To further explore the underlying correlation between these groups, the heat map was applied to visualize the Pearson correlation coefficient between each clinical feature or laboratory indices (Figure 4). “Severity” in the heatmap indicated the severities of COVID-19, i.e. mild, severe, and critical classifications. As indicated by the heat map, the features that positively correlated with patient classifications included coagulation indices e.g. PT (Pearson correlation 0.46), APTT (Pearson correlation 0.31), and D-dimer (Pearson correlation 0.46) and others e.g. GLU (Pearson correlation 0.42) whereas indices including TC (Pearson correlation -0.42), HDL (Pearson correlation -0.54), and LDL (Pearson correlation -0.54) showed a significantly negative correlation with patient classifications.
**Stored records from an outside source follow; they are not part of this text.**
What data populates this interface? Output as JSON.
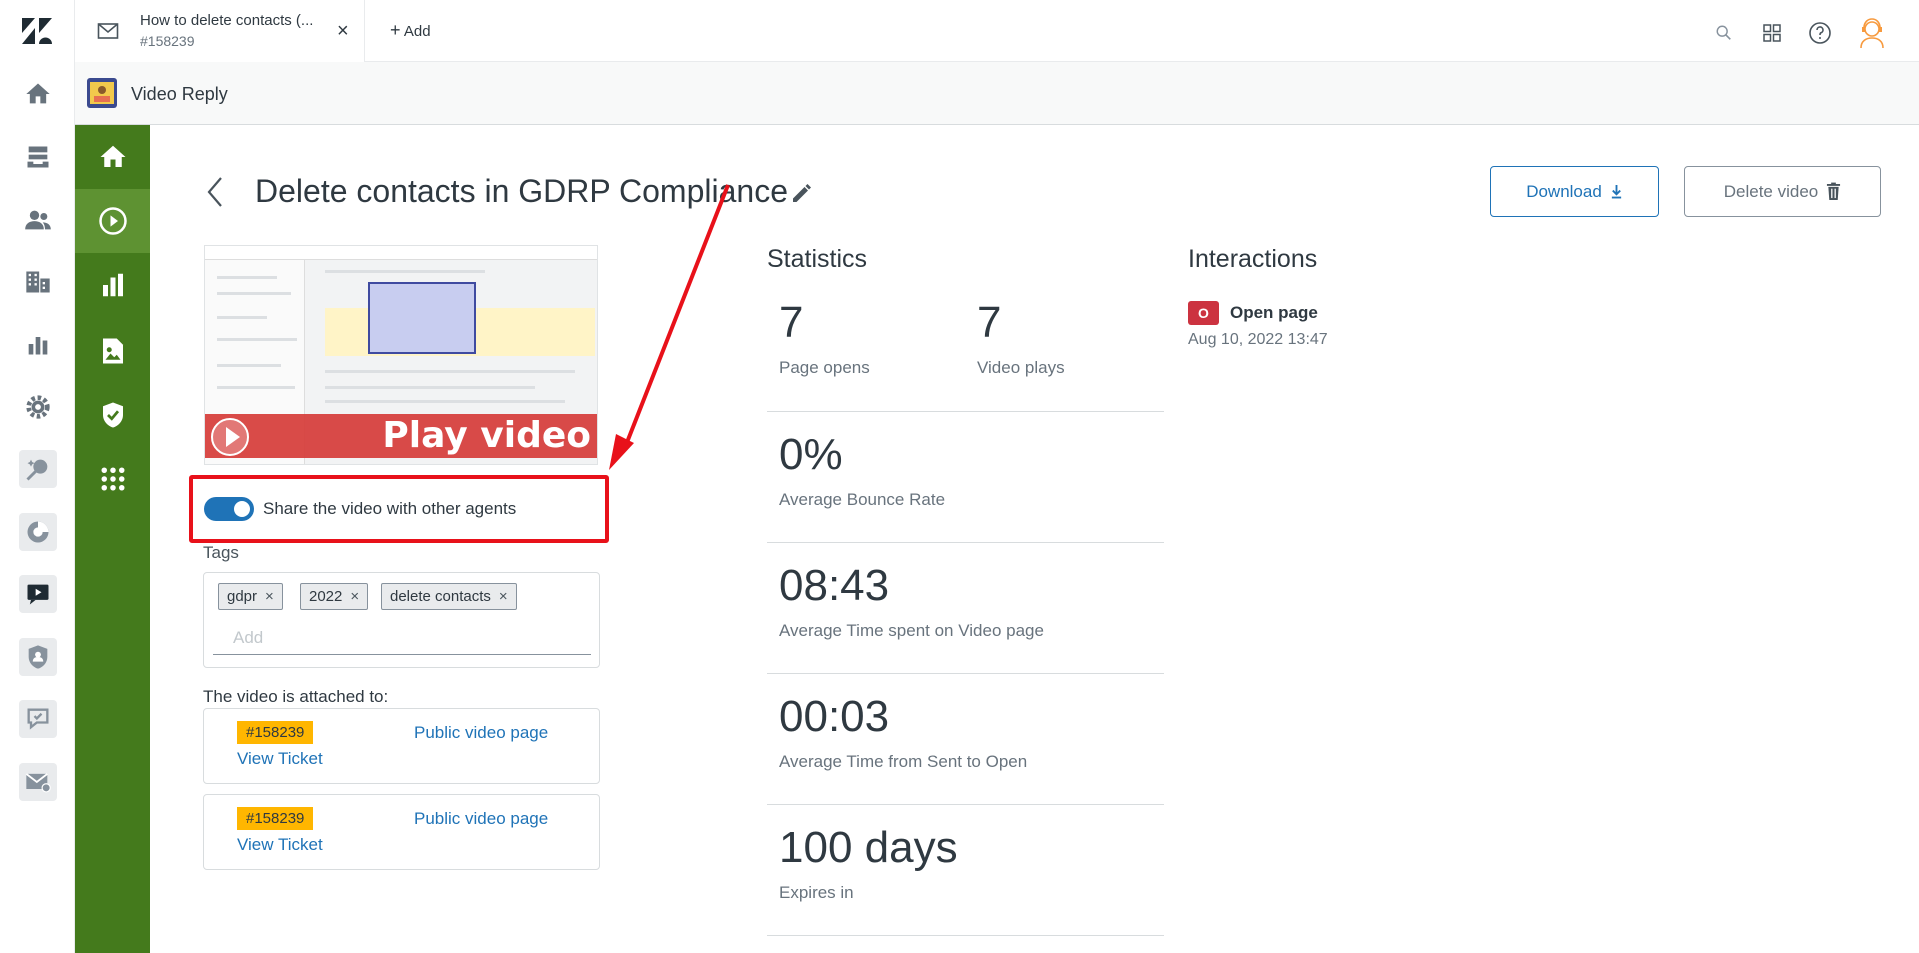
{
  "colors": {
    "accent": "#1f73b7",
    "nav_green": "#447a1c",
    "nav_green_active": "#5e9232",
    "badge_yellow": "#ffb600",
    "annotation_red": "#e8111a",
    "interaction_red": "#cc3340"
  },
  "rail": {
    "items": [
      {
        "icon": "home-icon"
      },
      {
        "icon": "views-icon"
      },
      {
        "icon": "customers-icon"
      },
      {
        "icon": "organizations-icon"
      },
      {
        "icon": "reporting-icon"
      },
      {
        "icon": "admin-gear-icon"
      },
      {
        "icon": "app-sparkle-icon"
      },
      {
        "icon": "app-chart-icon"
      },
      {
        "icon": "app-video-reply-icon"
      },
      {
        "icon": "app-shield-user-icon"
      },
      {
        "icon": "app-chat-icon"
      },
      {
        "icon": "app-mail-icon"
      }
    ]
  },
  "topbar": {
    "tab": {
      "title": "How to delete contacts (...",
      "ticket": "#158239"
    },
    "add_label": "Add",
    "icons": [
      "search-icon",
      "apps-grid-icon",
      "help-icon",
      "profile-avatar"
    ]
  },
  "appbar": {
    "name": "Video Reply"
  },
  "app_nav": {
    "items": [
      "home-icon",
      "play-icon",
      "stats-icon",
      "image-icon",
      "shield-check-icon",
      "apps-icon"
    ],
    "active_index": 1
  },
  "page": {
    "title": "Delete contacts in GDRP Compliance",
    "download_label": "Download",
    "delete_label": "Delete video",
    "play_label": "Play video",
    "share_label": "Share the video with other agents",
    "share_enabled": true,
    "tags_label": "Tags",
    "tags": [
      {
        "label": "gdpr"
      },
      {
        "label": "2022"
      },
      {
        "label": "delete contacts"
      }
    ],
    "tags_placeholder": "Add",
    "attached_label": "The video is attached to:",
    "attachments": [
      {
        "ticket": "#158239",
        "view_label": "View Ticket",
        "public_label": "Public video page"
      },
      {
        "ticket": "#158239",
        "view_label": "View Ticket",
        "public_label": "Public video page"
      }
    ]
  },
  "statistics": {
    "title": "Statistics",
    "page_opens": {
      "value": "7",
      "label": "Page opens"
    },
    "video_plays": {
      "value": "7",
      "label": "Video plays"
    },
    "bounce": {
      "value": "0%",
      "label": "Average Bounce Rate"
    },
    "time_spent": {
      "value": "08:43",
      "label": "Average Time spent on Video page"
    },
    "sent_to_open": {
      "value": "00:03",
      "label": "Average Time from Sent to Open"
    },
    "expires": {
      "value": "100 days",
      "label": "Expires in"
    }
  },
  "interactions": {
    "title": "Interactions",
    "items": [
      {
        "badge": "O",
        "name": "Open page",
        "date": "Aug 10, 2022 13:47"
      }
    ]
  }
}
We further applied those data to the normal distribution curve to estimate those features’ relationship with the severity (Figure 4). Unlike age-severity distribution with the critical group’s mean between severe group and mild group (Figure 4), coagulation indices-severity distributions including PT, APTT, and D-dimer all complied with the mild-severe-critical distribution positively and other indices such as TC, HDL, and LDL negatively (Figure S1). To explore which indices played an indispensable role, a random forest model was constructed according to patient classifications. The best accuracy of the model is 83.8%, the maximum depth of the tree is 9, and the number of classifiers is 50 (Figure S1). Then the model showed us the importance of each feature (Figure 4, Figure S1). The most important feature was PT, followed by D-dimer. These two features contributed to the 40% importance of total. The red dotted line together with the black one separated the features that totaled 90% importance. Taken together, those data suggested the important role of coagulation and hematological indices during the deterioration of COVID-19 progress.